Isotonic muscle action is constant muscle tension. Under this category you’ll find eccentric and concentric. Eccentric muscle action is when a muscle develops tension while lengthening. Force is produced, tension is developed, and movement occurs. Work is actually being done ON the muscle instead of the muscle doing the work. Eccentric motions move in the same direction as the resistance, it is like deceleration. During exercise this looks like landing a jump, or lowering the weight during resistance training. Eccentric motions are also known as “the negative”. Concentric muscle action is when the contractile force is greater than the resistive force, therefore shortening the muscle. This is like acceleration in the sense that the muscle is doing the work by producing the force.

Isometric muscle action is when the contractile force is equal to the resistive force, and shows no change in muscle length. You can see isometric motion when you pause (or hold) during resistance training in between the lifting and lowering phases.
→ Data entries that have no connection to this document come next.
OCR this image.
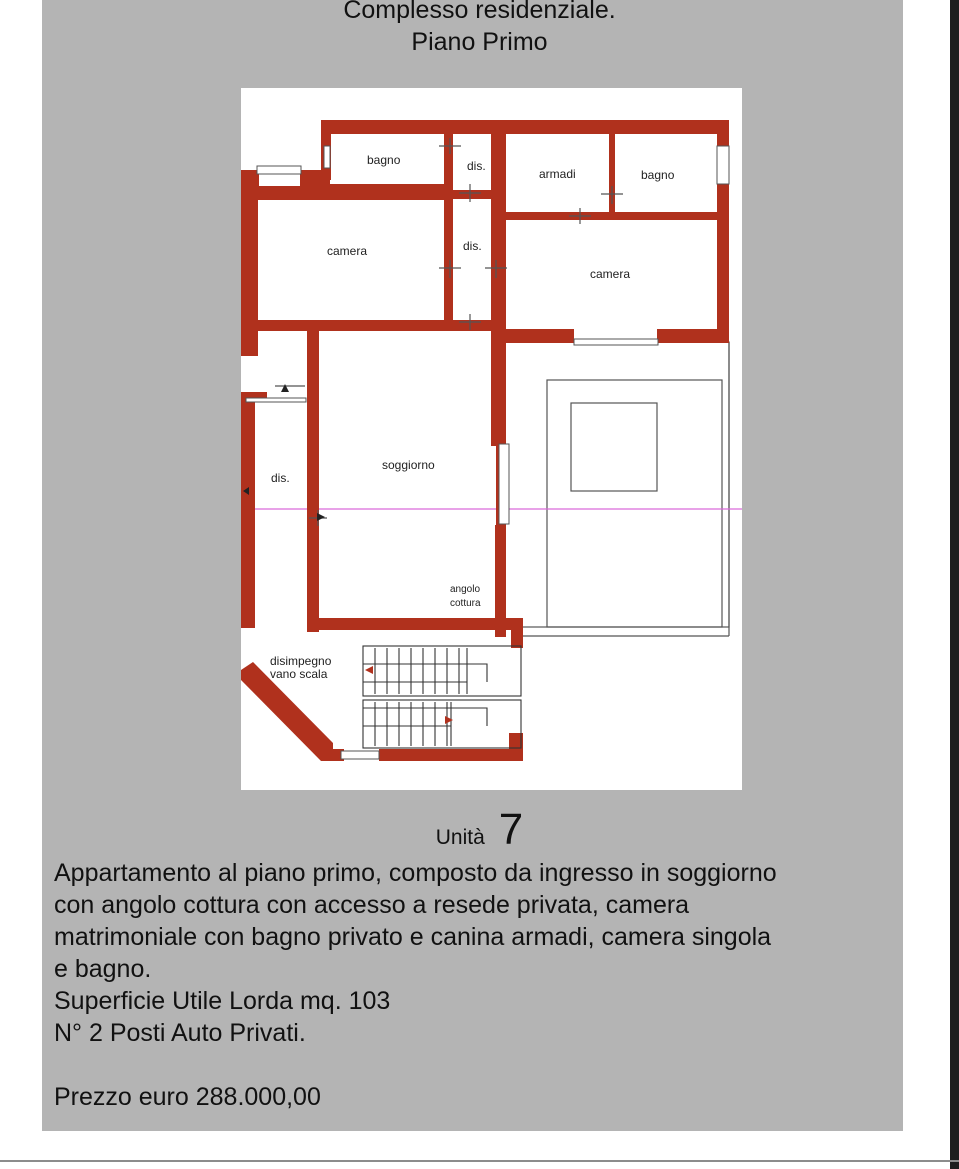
Complesso residenziale.
Piano Primo
bagno	dis.
armadi	bagno
camera	dis.
camera
soggiorno
dis.
angolo
cottura
disimpegno
vano scala
Unità 7

Appartamento al piano primo, composto da ingresso in soggiorno

con angolo cottura con accesso a resede privata, camera

matrimoniale con bagno privato e canina armadi, camera singola

e bagno.

Superficie Utile Lorda mq. 103

N° 2 Posti Auto Privati.

Prezzo euro 288.000,00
Isokinetic muscle action is when the muscle shortens at a constant speed over the full range of motion. Tension in the muscle is at its maximum throughout the whole range of motion. This can improve strength, endurance, and neuromuscular efficiency. Typically these types of movements are seen in rehab clinics because of the required training equipment.

If you want to take your training to the next level you have to do more than just “lift things up and put them down” try incorporating some of these movements into your current routine!

Why Hire a Personal Trainer? The Essential Eight

My goal as a personal trainer is to design safe and individualized programs for each person. I consider your goals, needs, and abilities to design a program that will get you there in a systematic way. I want to provide you support so that you are able to self-manage a healthy active lifestyle. My “Essential 8” reasons to invest in yourself and consult a personal trainer are:

  1. Safety. Hiring a trainer will help you learn the proper form and technique. A personal trainer can also assist, and correct you during your workouts.
  2. Individualized Programs. What works for others may not work for you. A personal trainer will provide you with a fitness program tailored specifically to your goals, needs, and abilities.
  3. Set Goals. Learn how to set goals and create a dialed in vision to achieve success!
  4. Needs. Do you need to lose weight? Do you want to build muscle? Do you need to rehab an injury? Working with a personal trainer can insure you stay on the right path.
  5. Abilities. Not sure where to begin? Being assessed by a personal trainer can get you started on your fitness journey by measuring your true abilities.
  6. Systematic Approach. Maximize your time in this crazy world by performing workouts designed for you to reach your goals quickly and efficiently.
  7. Support. A personal trainer is not there only to take care of the outside, but to also take care of the inside by offering emotional support, companionship, and information.
  8. Self-Management. Learn to manage your own energy, behaviors, thoughts, and emotions to change whatever is not working for you!